Rilo Kiley
Fri Sept 24
Nocturnal
1800 E Burnside

After so many static shows by indie rock bands, it was surprising to see how electric Los Angeles foursome Rilo Kiley are on stage. Exchanging instruments and sassy comments while playing their smart songs, they seemed driven to connect, not only in their stage presence, but also in their engagement with the crowd. The music eschewed indie's penchant for obscurantism in favor of getting the songs across. Singer Jenny Lewis delivered her plainspoken yet complex lyrics--the moody phrasing turning suddenly tough or thin with remorse and belying the words--with a straightforwardness that perfectly conveyed their emotional reality, and drew the audience in.

On More Adventurous, the fourth album on as many labels (from Rilo to Barsuk to Saddle Creek to Brute/Beaute, distributed by Warner Bros., but owned by the band), Rilo Kiley's music has caught up with that memorable performance.
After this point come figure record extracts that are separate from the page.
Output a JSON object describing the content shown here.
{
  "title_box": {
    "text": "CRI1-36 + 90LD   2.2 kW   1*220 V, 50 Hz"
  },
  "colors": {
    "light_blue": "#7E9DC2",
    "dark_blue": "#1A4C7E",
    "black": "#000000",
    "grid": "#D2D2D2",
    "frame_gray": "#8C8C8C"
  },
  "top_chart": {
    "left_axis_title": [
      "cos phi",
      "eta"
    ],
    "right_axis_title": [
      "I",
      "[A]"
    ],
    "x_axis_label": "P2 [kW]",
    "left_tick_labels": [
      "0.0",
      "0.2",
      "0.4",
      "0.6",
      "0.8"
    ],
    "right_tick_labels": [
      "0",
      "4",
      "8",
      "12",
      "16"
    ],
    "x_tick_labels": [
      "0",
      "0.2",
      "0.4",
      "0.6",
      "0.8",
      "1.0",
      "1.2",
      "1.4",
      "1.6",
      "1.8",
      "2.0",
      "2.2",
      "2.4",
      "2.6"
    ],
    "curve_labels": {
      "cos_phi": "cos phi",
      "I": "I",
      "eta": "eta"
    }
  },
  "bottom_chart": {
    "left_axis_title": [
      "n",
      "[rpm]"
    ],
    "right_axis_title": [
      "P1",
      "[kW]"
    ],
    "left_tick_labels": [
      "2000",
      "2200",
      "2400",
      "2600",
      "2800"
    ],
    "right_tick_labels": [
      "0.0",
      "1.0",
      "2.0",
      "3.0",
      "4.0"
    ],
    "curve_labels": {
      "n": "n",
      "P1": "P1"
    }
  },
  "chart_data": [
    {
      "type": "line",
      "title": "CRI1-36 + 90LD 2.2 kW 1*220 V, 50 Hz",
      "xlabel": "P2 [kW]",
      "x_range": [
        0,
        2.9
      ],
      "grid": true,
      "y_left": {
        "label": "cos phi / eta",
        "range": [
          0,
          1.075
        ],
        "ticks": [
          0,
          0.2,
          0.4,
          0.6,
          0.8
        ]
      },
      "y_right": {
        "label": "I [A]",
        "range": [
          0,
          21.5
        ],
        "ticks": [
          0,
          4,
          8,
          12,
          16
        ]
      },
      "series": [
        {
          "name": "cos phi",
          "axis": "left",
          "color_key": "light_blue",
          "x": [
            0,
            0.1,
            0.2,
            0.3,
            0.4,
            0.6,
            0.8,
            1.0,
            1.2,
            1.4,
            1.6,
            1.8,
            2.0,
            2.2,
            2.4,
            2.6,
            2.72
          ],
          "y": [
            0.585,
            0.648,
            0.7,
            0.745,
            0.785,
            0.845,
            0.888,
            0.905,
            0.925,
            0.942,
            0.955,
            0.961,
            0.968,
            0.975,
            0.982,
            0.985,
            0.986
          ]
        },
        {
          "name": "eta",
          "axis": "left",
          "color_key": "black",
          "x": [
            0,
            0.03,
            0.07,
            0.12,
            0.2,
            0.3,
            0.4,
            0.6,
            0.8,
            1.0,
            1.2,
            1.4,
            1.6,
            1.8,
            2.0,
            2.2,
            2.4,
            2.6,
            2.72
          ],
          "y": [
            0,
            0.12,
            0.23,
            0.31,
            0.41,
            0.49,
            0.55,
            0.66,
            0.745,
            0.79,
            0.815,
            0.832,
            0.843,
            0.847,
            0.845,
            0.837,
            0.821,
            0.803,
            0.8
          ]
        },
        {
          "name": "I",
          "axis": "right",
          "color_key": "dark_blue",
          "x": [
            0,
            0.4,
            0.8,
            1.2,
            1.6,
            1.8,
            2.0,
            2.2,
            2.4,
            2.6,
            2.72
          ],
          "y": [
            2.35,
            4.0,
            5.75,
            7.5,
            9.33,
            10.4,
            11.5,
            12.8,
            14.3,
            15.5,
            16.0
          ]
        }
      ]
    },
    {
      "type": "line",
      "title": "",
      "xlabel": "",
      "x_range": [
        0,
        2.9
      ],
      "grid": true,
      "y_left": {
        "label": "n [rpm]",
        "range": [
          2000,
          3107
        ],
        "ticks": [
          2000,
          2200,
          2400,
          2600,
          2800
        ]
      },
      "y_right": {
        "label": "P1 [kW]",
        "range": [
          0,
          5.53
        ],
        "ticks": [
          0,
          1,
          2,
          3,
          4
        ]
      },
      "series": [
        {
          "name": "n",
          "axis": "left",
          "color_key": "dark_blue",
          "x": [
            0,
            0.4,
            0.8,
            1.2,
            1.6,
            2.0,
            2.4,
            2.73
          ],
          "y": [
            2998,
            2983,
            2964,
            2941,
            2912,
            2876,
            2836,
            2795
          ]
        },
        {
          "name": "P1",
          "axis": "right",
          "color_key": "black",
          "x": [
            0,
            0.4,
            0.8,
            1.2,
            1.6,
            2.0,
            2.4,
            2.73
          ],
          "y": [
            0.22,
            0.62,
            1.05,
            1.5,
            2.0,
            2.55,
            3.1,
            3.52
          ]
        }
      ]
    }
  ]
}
The 11 songs are indeed more adventurous, or at least more eclectic than on their two previous albums, moving through country-tinged rock, indie pop, a near torch song, and a new wave tantrum.

"I read that with every broken heart we should become more adventurous," Lewis sings on the title song over a strummed guitar and occasional pedal steel. Broken hearts, longing, madness, and lust all mingle in the songs, which find Lewis approaching her singing with more confidence and a wily intelligence playing between character and persona--she's a seductress, a victim, and flips through multiple points of view from song to song and even verse to chorus. She also phrases unwieldy, rhymeless thoughts perfectly across the guitar parts. This is especially true of "Love and War (11/11/46)," a lyrical split-screen between love and death over a bouncy new wave sheen in which Lewis sings, "Now that everybody's dead we can finally talk."

It's one of many hard-bitten lines that Lewis delivers with just enough desperation to allow the tough-girl mask to slip. Rilo Kiley seem to know how to dramatize their hooks and let their audience in on the masquerade simultaneously; it's not a knowing ironic wink, but the honesty of grappling with shifting emotions and taking chances.